The reading from Lamentations, and Psalm 137, reflect the pain and suffering of a defeated people, forced into exile. Both bear witness to the deep distress and spiritual upheaval caused by military defeat and forced removal. We know about this, if only from the images and stories from the war in Ukraine: cities, cultural and historical monuments destroyed, thousands killed, millions forced to flee.

The texts convey the pain. Lamentations, written by someone who witnessed the devastation, saw the ruined buildings, the empty streets, the destroyed temple. The psalm, written by an exile poet, expressing their deep distress, their crisis of faith:

By the waters of Babylon we sat down and wept, *
when we remembered you, O Zion.

2 As for our harps, we hung them up *
on the trees in the midst of that land.

3 For those who led us away captive asked us for a song,
and our oppressors called for mirth: *
“Sing us one of the songs of Zion.”

4 How shall we sing the Lord’S song *
upon an alien soil.

These beautiful, tragic words echo across the millennia. They describe not only the experience of the Babylonian exiles but also the experiences of millions of others over that vast expanse of time, forced from their homes by war, famine, natural disaster, and now climate change. 

But that’s not all. The pasalm ends on a very different note, one so violent that I did not include the its last verse in our service bulletin. It speaks of bloody and violent vengeance, calling down God’s wrath on the conquerors. And that too is part of the experience of victims of war and other forms of violence—the desire to get back, to punish. That’s part of the messiness of human life, too.

Still, there’s something important that neither the psalm nor the reading from Lamentations mentions. The experience of defeat and exile was not only about mourning and desire for revenge. It was also about something else. Something radical, transformational happened while the exiles were in Babylon.

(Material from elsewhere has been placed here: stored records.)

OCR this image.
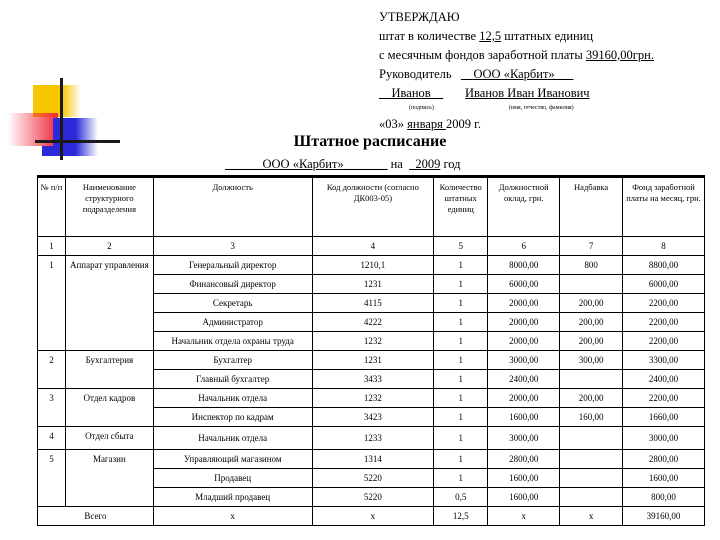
УТВЕРЖДАЮ
штат в количестве 12,5 штатных единиц
с месячным фондов заработной платы 39160,00грн.
Руководитель   __ООО «Карбит»___
__Иванов__ Иванов Иван Иванович
(подпись)	(имя, отчество, фамилия)
«03» января 2009 г.
Штатное расписание
______ООО «Карбит»_______ на  _2009 год
№ п/п	Наименование структурного подразделения	Должность	Код должности (согласно ДК003-05)	Количество штатных единиц	Должностной оклад, грн.	Надбавка	Фонд заработной платы на месяц, грн.
1	2	3	4	5	6	7	8
1	Аппарат управления	Генеральный директор	1210,1	1	8000,00	800	8800,00
		Финансовый директор	1231	1	6000,00		6000,00
		Секретарь	4115	1	2000,00	200,00	2200,00
		Администратор	4222	1	2000,00	200,00	2200,00
		Начальник отдела охраны труда	1232	1	2000,00	200,00	2200,00
2	Бухгалтерия	Бухгалтер	1231	1	3000,00	300,00	3300,00
		Главный бухгалтер	3433	1	2400,00		2400,00
3	Отдел кадров	Начальник отдела	1232	1	2000,00	200,00	2200,00
		Инспектор по кадрам	3423	1	1600,00	160,00	1660,00
4	Отдел сбыта	Начальник отдела	1233	1	3000,00		3000,00
5	Магазин	Управляющий магазином	1314	1	2800,00		2800,00
		Продавец	5220	1	1600,00		1600,00
		Младший продавец	5220	0,5	1600,00		800,00
Всего		х	х	12,5	х	х	39160,00
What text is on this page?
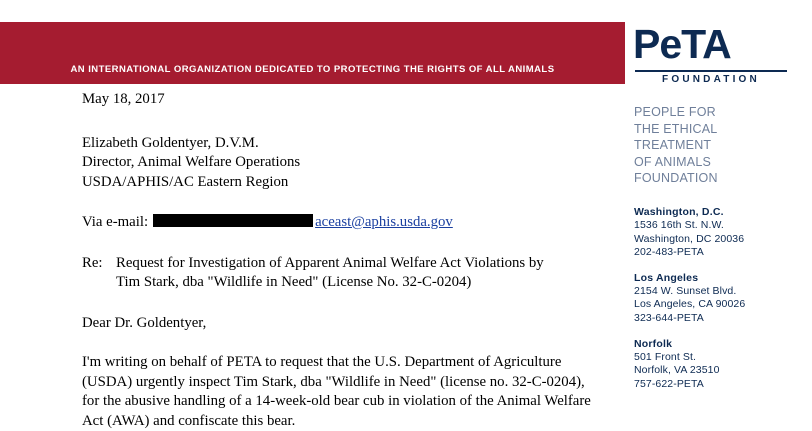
AN INTERNATIONAL ORGANIZATION DEDICATED TO PROTECTING THE RIGHTS OF ALL ANIMALS
PeTA
FOUNDATION
PEOPLE FOR
THE ETHICAL
TREATMENT
OF ANIMALS
FOUNDATION
Washington, D.C.
1536 16th St. N.W.
Washington, DC 20036
202-483-PETA
Los Angeles
2154 W. Sunset Blvd.
Los Angeles, CA 90026
323-644-PETA
Norfolk
501 Front St.
Norfolk, VA 23510
757-622-PETA

May 18, 2017

Elizabeth Goldentyer, D.V.M.

Director, Animal Welfare Operations

USDA/APHIS/AC Eastern Region

Via e-mail:	aceast@aphis.usda.gov

Re: Request for Investigation of Apparent Animal Welfare Act Violations by
Tim Stark, dba "Wildlife in Need" (License No. 32-C-0204)

Dear Dr. Goldentyer,

I'm writing on behalf of PETA to request that the U.S. Department of Agriculture (USDA) urgently inspect Tim Stark, dba "Wildlife in Need" (license no. 32-C-0204), for the abusive handling of a 14-week-old bear cub in violation of the Animal Welfare Act (AWA) and confiscate this bear.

In the ancient world, if a people were defeated in war, it meant not only the conquerors were more powerful, it also meant that the conquerors gods were more powerful than the defeated people’s gods. Usually, always, the defeated people lost their religion and their culture, being subsumed into the larger more powerful conquering culture.

In the case of the Babylonian exiles, that didn’t happen. They reflected on their experiences and as they reflected, they came to a new understanding of their God and what it meant to be faithful to that God. And when they returned from exile, they brought that new understanding, and newly created scriptural texts back to Jerusalem with them, and in doing so forged a new faith that would carry them, and their Jewish descendants, through the millennia, down to the present.

In the gospel, the disciples ask Jesus, “Increase our faith!” It’s something we all might ask; something we can imagine those people forced from their homes millennia ago, or people forced from their homes today, might ask. Faced with the prospects of having to abandon homes, or with the prospect of rebuilding lives after hurricanes, as people across the Caribbean, in Puerto Rico, Cuba, Florida, South Carolina are facing today, feelings of despair, doubt, may seem natural. For us, too, faced with our own struggles, the suffering in the world, we may be overwhelmed by despair, we may feel helpless, powerless. But what little faith we have, the messy faith we have, may be enough. Jesus is there, among the suffering, the victims of violence, war, and natural disaster, Jesus is here with us, in the midst of whatever struggles we are facing. Jesus’ arms pick us up when we fall down; he carries us when we are too weak, he brings us to this table where we feast with him. Thanks be to God.